Kaba ve dayatmacı bir iktidar reçetesiyle bir büyük medeniyeti toptan çözebileceklerine inanan Jakoben zihniyetin, 19. yüzyılda Avrupa’yı kasıp kavuran modernizm rüzgarının gölgesinden faydalanmayı düşündükleri çok açıktı. Oysa 19. yüzyılda Osmanlı coğrafyası ne Avrupa’ydı ne de Avrupa’daki toplumsal ve siyasal gelişmeler Ortadoğu coğrafyası ile örtüşüyordu. Eğer Türkiye'de kültürü dönüştüren bir sivri siyasi dönem seçilirse, bunun 1923'den 1938’e kadar süren tarihi periyot olduğu çok aşikar görülecektir.
Siyasi alanda yapılanlar; Saltanatın kaldırılması (1 Kasım 1922), Cumhuriyetin İlanı (29 Ekim 1923) Halifeliğin kaldırılması (3 Mart 1924)... Toplumsal alanda yapılanlar; Kılık – Kıyafet İnkılabı: Şapka Kanunu (25 Kasım 1925), Dini Kıyafetlerle dolaşılmasının yasaklanması (3 Aralık 1934). Tekke, Zaviye ve Türbelerin Kapatılması (30 Kasım 1925). Hicri ve Rumi takvim yerine Miladi Takvim (1 Ocak 1926). Ağırlık ve uzunluk ölçüsü olarak uluslararası ölçüler olan gram ve metrenin kullanılmaya başlanması (1 Nisan 1931). Devletlerarası ilişkilerde düzeni sağlayabilmek için hafta tatilinin Cuma’dan Pazara alınması. (1935). Soyadı Kanunu’nun Kabulü (21 Haziran 1934)... Hukuksal alanda yapılanlar; Mecellenin kaldırılması (1924-1937), Türk Medeni Kanunu Kabulü (17 Şubat 1926)... Eğitim ve Kültür alanında yapılanlar; Öğretimin birleştirilmesi (3 Mart 1924). Yeni Türk harflerinin kabulü (1 Kasım 1928). Türk Dil ve Tarih Kurumlarının kurulması (1931-1932). Üniversite öğreniminin düzenlenmesi (31 Mayıs 1933).

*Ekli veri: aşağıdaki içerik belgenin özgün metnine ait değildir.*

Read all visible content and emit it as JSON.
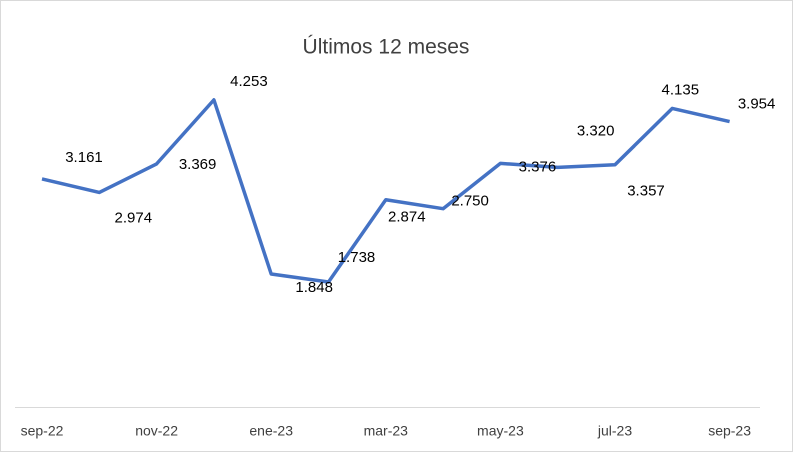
{
  "chart_data": {
    "type": "line",
    "title": "Últimos 12 meses",
    "categories": [
      "sep-22",
      null,
      "nov-22",
      null,
      "ene-23",
      null,
      "mar-23",
      null,
      "may-23",
      null,
      "jul-23",
      null,
      "sep-23"
    ],
    "series": [
      {
        "color": "#4472c4",
        "values": [
          3161,
          2974,
          3369,
          4253,
          1848,
          1738,
          2874,
          2750,
          3376,
          3320,
          3357,
          4135,
          3954
        ],
        "value_labels": [
          "3.161",
          "2.974",
          "3.369",
          "4.253",
          "1.848",
          "1.738",
          "2.874",
          "2.750",
          "3.376",
          "3.320",
          "3.357",
          "4.135",
          "3.954"
        ]
      }
    ],
    "ylim": [
      0,
      4500
    ]
  }
}
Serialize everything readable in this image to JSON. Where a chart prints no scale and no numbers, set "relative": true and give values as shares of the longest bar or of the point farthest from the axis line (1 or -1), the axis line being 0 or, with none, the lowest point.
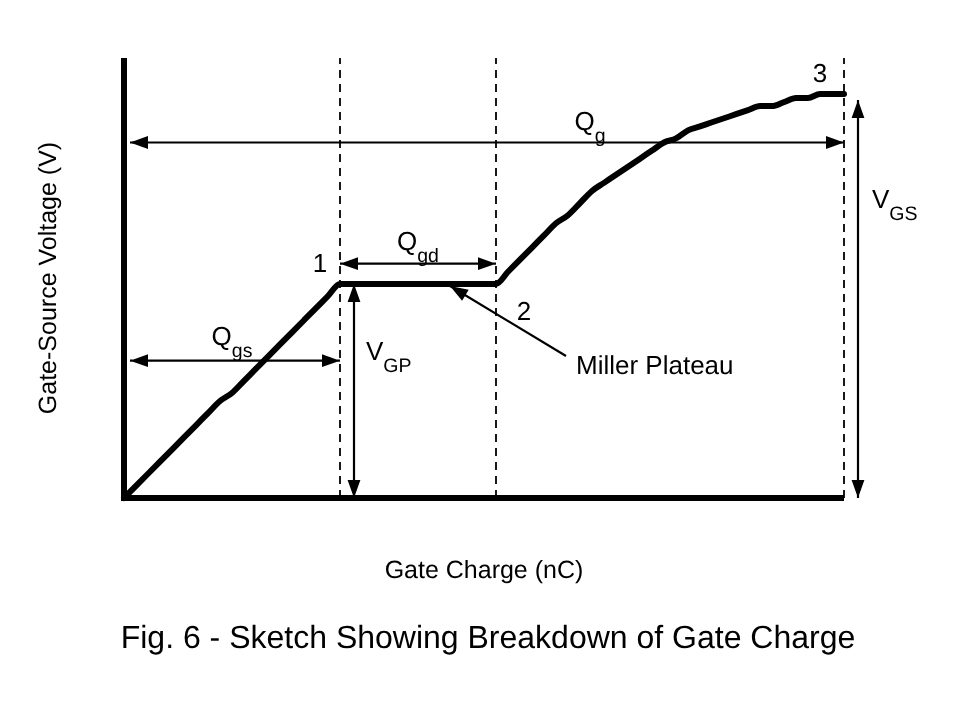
{
  "chart_data": {
    "type": "line",
    "relative": true,
    "title": "Fig. 6 - Sketch Showing Breakdown of Gate Charge",
    "xlabel": "Gate Charge (nC)",
    "ylabel": "Gate-Source Voltage (V)",
    "categories": [
      null,
      null,
      null,
      null,
      null,
      null,
      null,
      null,
      null,
      null,
      null,
      null,
      null,
      null,
      null,
      null,
      null,
      null,
      null,
      null,
      null,
      null,
      null,
      null,
      null,
      null,
      null,
      null,
      null,
      null,
      null,
      null,
      null,
      null,
      null,
      null,
      null,
      null,
      null,
      null,
      null,
      null,
      null,
      null,
      null,
      null,
      null,
      null,
      null,
      null,
      null,
      null,
      null,
      null,
      null,
      null,
      null,
      null,
      null,
      null,
      null
    ],
    "series": [
      {
        "color": "#000000",
        "values": [
          0,
          0.03,
          0.06,
          0.09,
          0.12,
          0.15,
          0.18,
          0.21,
          0.24,
          0.26,
          0.29,
          0.32,
          0.35,
          0.38,
          0.41,
          0.44,
          0.47,
          0.5,
          0.53,
          0.53,
          0.53,
          0.53,
          0.53,
          0.53,
          0.53,
          0.53,
          0.53,
          0.53,
          0.53,
          0.53,
          0.53,
          0.53,
          0.56,
          0.59,
          0.62,
          0.65,
          0.68,
          0.7,
          0.73,
          0.76,
          0.78,
          0.8,
          0.82,
          0.84,
          0.86,
          0.88,
          0.89,
          0.91,
          0.92,
          0.93,
          0.94,
          0.95,
          0.96,
          0.97,
          0.97,
          0.98,
          0.99,
          0.99,
          1,
          1,
          1
        ]
      }
    ],
    "ref_lines": [
      {
        "axis": "y",
        "value": 0.88,
        "label": "Q$_{g}$"
      }
    ],
    "annotations": [
      "Q$_{gd}$",
      "Q$_{gs}$",
      "V$_{GS}$",
      "V$_{GP}$",
      "Miller Plateau",
      "1",
      "2",
      "3"
    ]
  }
}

Ekonomik alanlarda yapılanları kabaca İzmir İktisat kongresi ile 1. beş yıllık kalkınma planı olarak özetlemek, bu dönemin tabiatına uygun olur. Aslında iktisadi hayatın göstergeleri, yukarıda özet akış içinde anlattığım toplumsal, siyasal, hukuksal ve kültürel çabaların, toplumun gerçek realitesinden ne kadar uzak ve ne kadar keyfi ve iradi olarak tayin edildiğini gözler önüne seriyor. Bir önceki yazımda devletin bir ulus inşa ettiğini söylemiştim. Yukarıdaki tablo bu inşanın dayanaklarını anlatıyor. Dayanakları ve gerekçeleri yanlış olan bir idari sistemden, huzur ve refah içinde büyüyen bir toplum beklemek sadece hayalcilik olmaz, aynı zamanda bu durum bir büyük kandırmacaya da dönüşür.
Uluslar, tarih içinde oluşmuş istikrarlı topluluklardır. Eğer bir ulusun kendi tarihiyle kurduğu geleneksel bağları değiştirirseniz, o ulus bir tür hafıza kaybına uğrar ve o ulusu idare etmek daha kolay hale gelir. Çünkü bir dilin içinde olmak aslında bir kültürün içinde olmak demektir. Dilini değiştirmeye kalkıştığınızda kültürel kuraklık ve yozlaşma kaçınılmaz olur. Kılık kıyafet, harf ve dil devrimlerinin yol açtığı sonuç zaten bu oldu. Toplumun tarihsel hafızası silinmeye çalışıldı.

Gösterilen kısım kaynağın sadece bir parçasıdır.